Setelah Rosa turun dari motor, mereka bertukar
senyum. Rosa terkejut ketika tahu-tahu tangan cowok itu menjangkaunya,
rambutnya. Sontak matanya terpejam erat, bahunya naik, badannya berjengit agak
ke belakang—disergap kewaspadaan yang sama dengan sewaktu pertemuan pertama
mereka.
Ia baru membuka mata ketika dirasakannya tangan
cowok itu telah terangkat dari rambutnya. Tampak wajah itu menyengir, kedua
jari tangannya mengapit sepotong kecil seledri. Rosa mendengus lega, senyumnya
melebar.
.
Rosa menceritakan pertemuan Minggu itu kepada
temannya. Namun temannya curiga keduanya ternyata bukan kakak beradik.
“Jangan-jangan itu anaknya lagi, tapi diaku adik.”
“Masak sih,” gumam Rosa.
“Iya!” dan temannya pun menceritakan tentang si
anu dan si itu yang kebablasan saat berhubungan semasa SMP atau SMA. “Apalagi
tampangnya kayak bajingan gitu.”
Rosa meringis.
Enggak mungkin.
Tapi ia diam saja.
.
Sudah berkali-kali Rosa mengucek bajunya. Sudah
direndam lama-lama dalam cairan pemutih, noda bekas bakso itu masih membandel
juga! Rosa lelah. Dijemurnya pakaian itu, setelah kering diseterikanya.

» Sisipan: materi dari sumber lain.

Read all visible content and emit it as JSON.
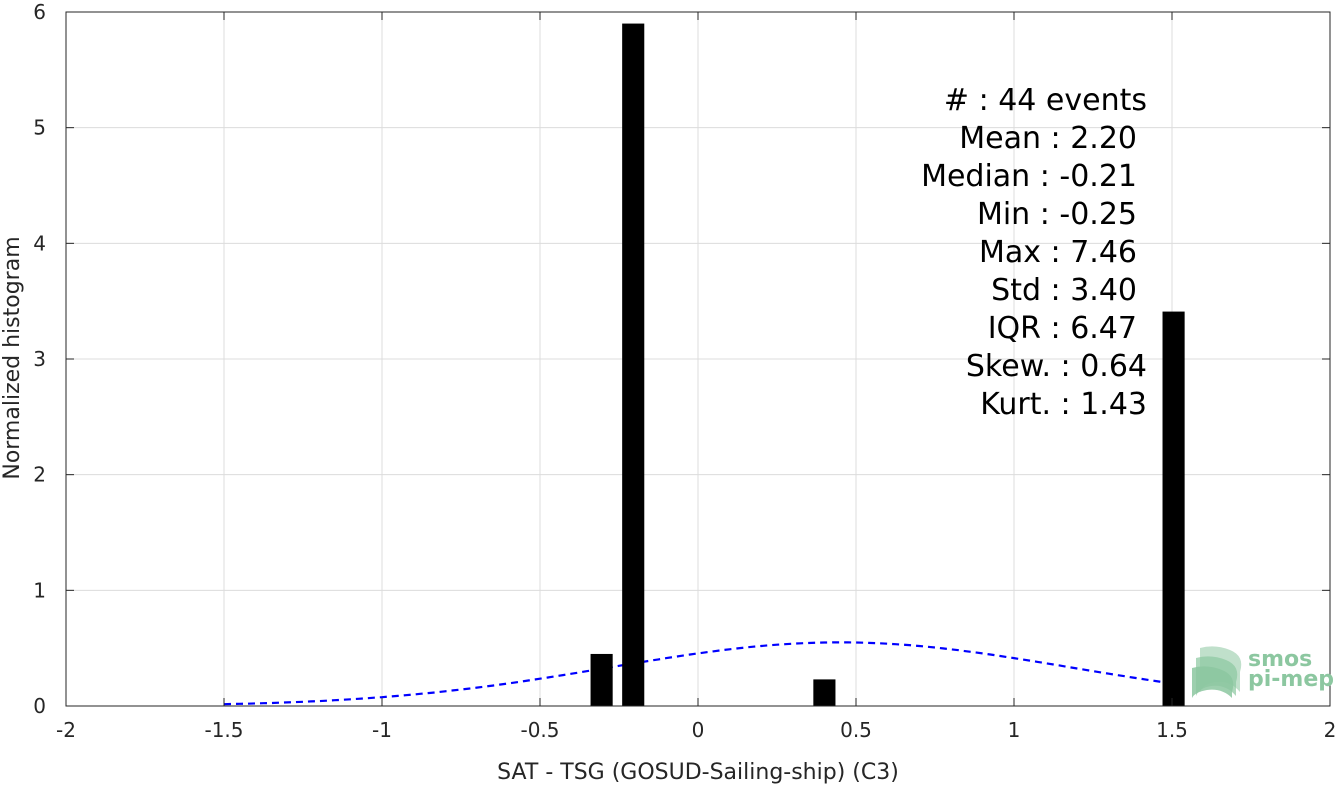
{
  "chart_data": {
    "type": "bar",
    "xlabel": "SAT - TSG (GOSUD-Sailing-ship) (C3)",
    "ylabel": "Normalized histogram",
    "xlim": [
      -2,
      2
    ],
    "ylim": [
      0,
      6
    ],
    "xticks": [
      -2,
      -1.5,
      -1,
      -0.5,
      0,
      0.5,
      1,
      1.5,
      2
    ],
    "xtick_labels": [
      "-2",
      "-1.5",
      "-1",
      "-0.5",
      "0",
      "0.5",
      "1",
      "1.5",
      "2"
    ],
    "yticks": [
      0,
      1,
      2,
      3,
      4,
      5,
      6
    ],
    "ytick_labels": [
      "0",
      "1",
      "2",
      "3",
      "4",
      "5",
      "6"
    ],
    "grid": true,
    "bin_width": 0.07,
    "bars": [
      {
        "x": -0.305,
        "y": 0.45
      },
      {
        "x": -0.205,
        "y": 5.9
      },
      {
        "x": 0.4,
        "y": 0.23
      },
      {
        "x": 1.505,
        "y": 3.41
      }
    ],
    "fit_curve": {
      "style": "dashed",
      "color": "#0000ff",
      "mean": 0.45,
      "std": 0.73,
      "peak": 0.55,
      "x_range": [
        -1.5,
        1.5
      ]
    },
    "bar_color": "#000000",
    "stats": [
      {
        "label": "#  : 44 events"
      },
      {
        "label": "Mean : 2.20"
      },
      {
        "label": "Median : -0.21"
      },
      {
        "label": "Min : -0.25"
      },
      {
        "label": "Max : 7.46"
      },
      {
        "label": "Std : 3.40"
      },
      {
        "label": "IQR : 6.47"
      },
      {
        "label": "Skew. : 0.64"
      },
      {
        "label": "Kurt. : 1.43"
      }
    ]
  },
  "logo": {
    "line1": "smos",
    "line2": "pi-mep",
    "color": "#8cc7a0"
  }
}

Setelah membasuh mukanya bersih-bersih dengan air,
keramas, mengeringkan rambut sebisanya, dan bersisir, Rosa mengenakan baju itu
dan mematut diri di depan cermin.
Padahal waktu itu ia merasa penampilan begini
sudah cukup. Tapi sekarang, ia menyadari wajahnya kurang pelembap dan bedak,
bibirnya kurang lipgloss. Mungkin semestinya ia ganti sampo juga agar
rambutnya terlihat lebih halus dan berkilau.
Lalu ia memerhatikan area dadanya. Ia meraba bekas
noda itu: kenang-kenangan dari hujan telepon yang telah reda, mungkin kali ini
untuk selamanya, menjadikan rumah indekos tenang kembali.
Terdengar dering telepon, cepat-cepat Rosa keluar
kamar. Sudah ada yang mengangkat panggilan itu, yang rupanya bukan untuk dia.
Mungkin memang sebaiknya lain kali, setelah ia
pulang ke Karawang dan minta lungsuran pakaian yang lebih baik dari kakaknya.